To all appearances, the happiest man in America last week was John Boehner, who announced his resignation both as Speaker and as a member of Congress with evident relief – even glee.
With a zip in his step and a song on his lips – “Zip-A-Dee-Doo-Dah, Zip-A-Dee-A” – Boehner gave every indication that he was more than “entirely comfortable” with stepping down. He was thrilled! Which raises the question of why. Why was Boehner that happy to be quitting a post that he had sought and then fought to keep, one to which he had aspired life-long?
John Boehner happens to be a poster-child for my claim that looking at leadership through the lens of the leader is misguided to the point of mistaken. If your intention is to look at leadership carefully and comprehensively a different approach is called for – a systemic approach. Do not, in other words, think leadership. Do think leadership system! The leadership system is not complex. It has only three parts – each of which is, though, of equal importance. The leader is no more critical a component than the other two: the followers (or others), and the contexts within which both leaders and followers are situated.

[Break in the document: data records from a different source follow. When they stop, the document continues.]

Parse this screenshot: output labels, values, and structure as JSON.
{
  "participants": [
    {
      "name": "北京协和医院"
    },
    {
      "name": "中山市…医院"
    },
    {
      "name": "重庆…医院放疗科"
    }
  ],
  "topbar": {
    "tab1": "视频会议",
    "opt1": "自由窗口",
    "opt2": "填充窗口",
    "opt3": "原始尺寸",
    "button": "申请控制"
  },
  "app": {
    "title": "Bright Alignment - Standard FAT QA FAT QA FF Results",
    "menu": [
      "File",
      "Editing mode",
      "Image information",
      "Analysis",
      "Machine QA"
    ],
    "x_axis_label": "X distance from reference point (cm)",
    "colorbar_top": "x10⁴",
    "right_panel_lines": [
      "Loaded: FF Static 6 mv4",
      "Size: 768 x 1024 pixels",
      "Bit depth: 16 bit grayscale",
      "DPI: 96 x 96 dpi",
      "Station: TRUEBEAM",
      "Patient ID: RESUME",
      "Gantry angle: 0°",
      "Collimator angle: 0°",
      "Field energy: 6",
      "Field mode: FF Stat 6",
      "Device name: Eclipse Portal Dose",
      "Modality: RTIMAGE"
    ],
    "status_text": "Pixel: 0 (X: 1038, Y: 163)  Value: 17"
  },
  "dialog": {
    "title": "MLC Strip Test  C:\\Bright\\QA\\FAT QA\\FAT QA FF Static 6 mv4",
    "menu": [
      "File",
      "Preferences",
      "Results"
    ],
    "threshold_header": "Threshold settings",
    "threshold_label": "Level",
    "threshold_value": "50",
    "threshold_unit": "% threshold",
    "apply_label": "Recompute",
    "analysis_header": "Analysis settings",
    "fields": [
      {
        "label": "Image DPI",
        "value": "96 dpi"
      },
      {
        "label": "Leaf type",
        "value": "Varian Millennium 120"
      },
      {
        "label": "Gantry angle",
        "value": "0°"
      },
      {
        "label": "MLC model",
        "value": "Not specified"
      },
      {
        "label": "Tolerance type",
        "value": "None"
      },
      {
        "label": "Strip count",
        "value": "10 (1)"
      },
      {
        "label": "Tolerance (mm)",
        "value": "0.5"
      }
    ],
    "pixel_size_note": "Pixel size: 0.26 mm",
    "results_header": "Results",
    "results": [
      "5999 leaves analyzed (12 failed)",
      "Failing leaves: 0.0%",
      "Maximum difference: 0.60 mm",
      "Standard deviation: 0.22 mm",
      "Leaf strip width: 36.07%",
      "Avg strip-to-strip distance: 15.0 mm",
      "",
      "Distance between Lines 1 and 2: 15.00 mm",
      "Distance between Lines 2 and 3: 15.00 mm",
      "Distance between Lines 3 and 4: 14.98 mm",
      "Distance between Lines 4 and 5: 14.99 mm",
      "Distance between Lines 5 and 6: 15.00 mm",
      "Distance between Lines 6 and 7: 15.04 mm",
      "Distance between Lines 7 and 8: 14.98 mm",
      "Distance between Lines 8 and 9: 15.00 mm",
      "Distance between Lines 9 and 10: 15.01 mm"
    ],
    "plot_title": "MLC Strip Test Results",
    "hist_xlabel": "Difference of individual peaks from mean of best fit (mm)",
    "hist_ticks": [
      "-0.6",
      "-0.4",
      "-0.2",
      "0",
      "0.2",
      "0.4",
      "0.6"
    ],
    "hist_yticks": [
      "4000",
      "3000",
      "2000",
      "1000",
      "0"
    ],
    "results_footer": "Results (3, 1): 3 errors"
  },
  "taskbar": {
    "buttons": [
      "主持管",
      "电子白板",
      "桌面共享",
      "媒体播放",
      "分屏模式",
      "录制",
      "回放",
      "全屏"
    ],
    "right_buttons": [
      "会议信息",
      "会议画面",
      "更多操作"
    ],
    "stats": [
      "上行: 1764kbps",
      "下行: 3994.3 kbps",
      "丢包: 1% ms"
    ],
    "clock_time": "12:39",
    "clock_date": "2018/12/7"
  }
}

As will be seen in the following excerpt, I used John Boehner to illustrate the systemic approach in my most recent book, Hard Times: Leadership in America. The book was published in fall 2014. Of course I could not know then what I know now: that by fall 2015 Boehner would be fed up being a victim of the system.
“The so-called crisis of American leadership is much less about leaders themselves and much more about the complex context within which they are expected to operate. Let me give an example – John Boehner. Boehner, a Republican, became speaker of the House of Representatives in January 2011. Beginning on day one he found it difficult to do what he was elected and expected to do – to lead. He found it difficult if not impossible to collaborate with both the Senate and the President. More to the point, he found it difficult if not impossible to lead even House Republicans, his own putative followers in his own chamber.
Was this because Boehner was himself so woefully inept, so utterly clueless that he lacked the capacity to get his House in order? …. Or was there another reason? Was it due instead, or at least in addition, to the circumstance within which Boehner found himself? Was it due instead, or at least in addition, to Washington’s inordinately discordant political culture?
…Right around the time he was elected speaker the context changed. The emergence of the Tea Party, seemingly out of nowhere, altered the Republican Party in ways that Boehner was not prepared for or equipped to contend with….By 2010 Washington had changed and the House had changed right along with it.”